YES – Corinne Capodagli

Every American citizen is endowed with certain inalienable rights. When we as Americans try to limit other people’s rights, we contradict the ideas of freethinking and principle that the United States was built upon. Though we may not agree with it, every opinion has the right to be voiced and protected.

I’d like to first start off by saying that in no way am I condoning hate speech, nor any type of speech that pointedly attacks people of certain ethnic or racial groups, sexual orientation, gender, or disability.

However, behind every hateful slogan or protest is an opinion, and I as a writer recognize the value of being able to voice even the most unpopular of opinions. I’m sure some people will disagree with me in my claim, but because of my first amendment right, I can freely express my ideas.

If any form of  free speech becomes limited, no matter how repugnant it may seem, it then becomes acceptable to censor all arguments depending upon the judgement of the party in control. When the criteria for what distinguishes hate speech is determined by one group then that provides for an incredible overreach of power.

If hate speech leads to action, however, such as the events that unfolded in Charlottesville, Virginia, a few weeks ago, then of course punitive action needs to be taken.

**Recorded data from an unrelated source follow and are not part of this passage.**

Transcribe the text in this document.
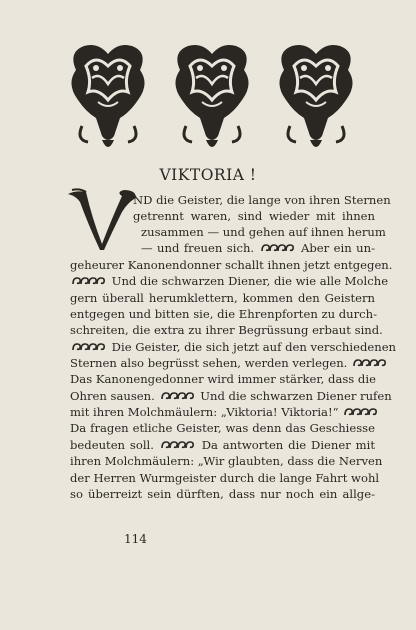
VIKTORIA !
ND die Geister, die lange von ihren Sternen
getrennt waren, sind wieder mit ihnen
zusammen — und gehen auf ihnen herum
— und freuen sich.	Aber ein un-
geheurer Kanonendonner schallt ihnen jetzt entgegen.
Und die schwarzen Diener, die wie alle Molche
gern überall herumklettern, kommen den Geistern
entgegen und bitten sie, die Ehrenpforten zu durch-
schreiten, die extra zu ihrer Begrüssung erbaut sind.
Die Geister, die sich jetzt auf den verschiedenen
Sternen also begrüsst sehen, werden verlegen.
Das Kanonengedonner wird immer stärker, dass die
Ohren sausen.	Und die schwarzen Diener rufen
mit ihren Molchmäulern: „Viktoria! Viktoria!“
Da fragen etliche Geister, was denn das Geschiesse
bedeuten soll.	Da antworten die Diener mit
ihren Molchmäulern: „Wir glaubten, dass die Nerven
der Herren Wurmgeister durch die lange Fahrt wohl
so überreizt sein dürften, dass nur noch ein allge-
114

Until that line is crossed though, then it is absolutely every American citizen’s right to let their opinions be heard.

Overall, everyone has their own convictions and beliefs and it would be extremely hypocritical of me to say that even the most outrageous of ideas should be silenced.

Even though hate speech is a definite blemish in American society, if we let others tell us what ideas can and cannot be voiced, we relent part of our autonomy and risk emerging into subservience.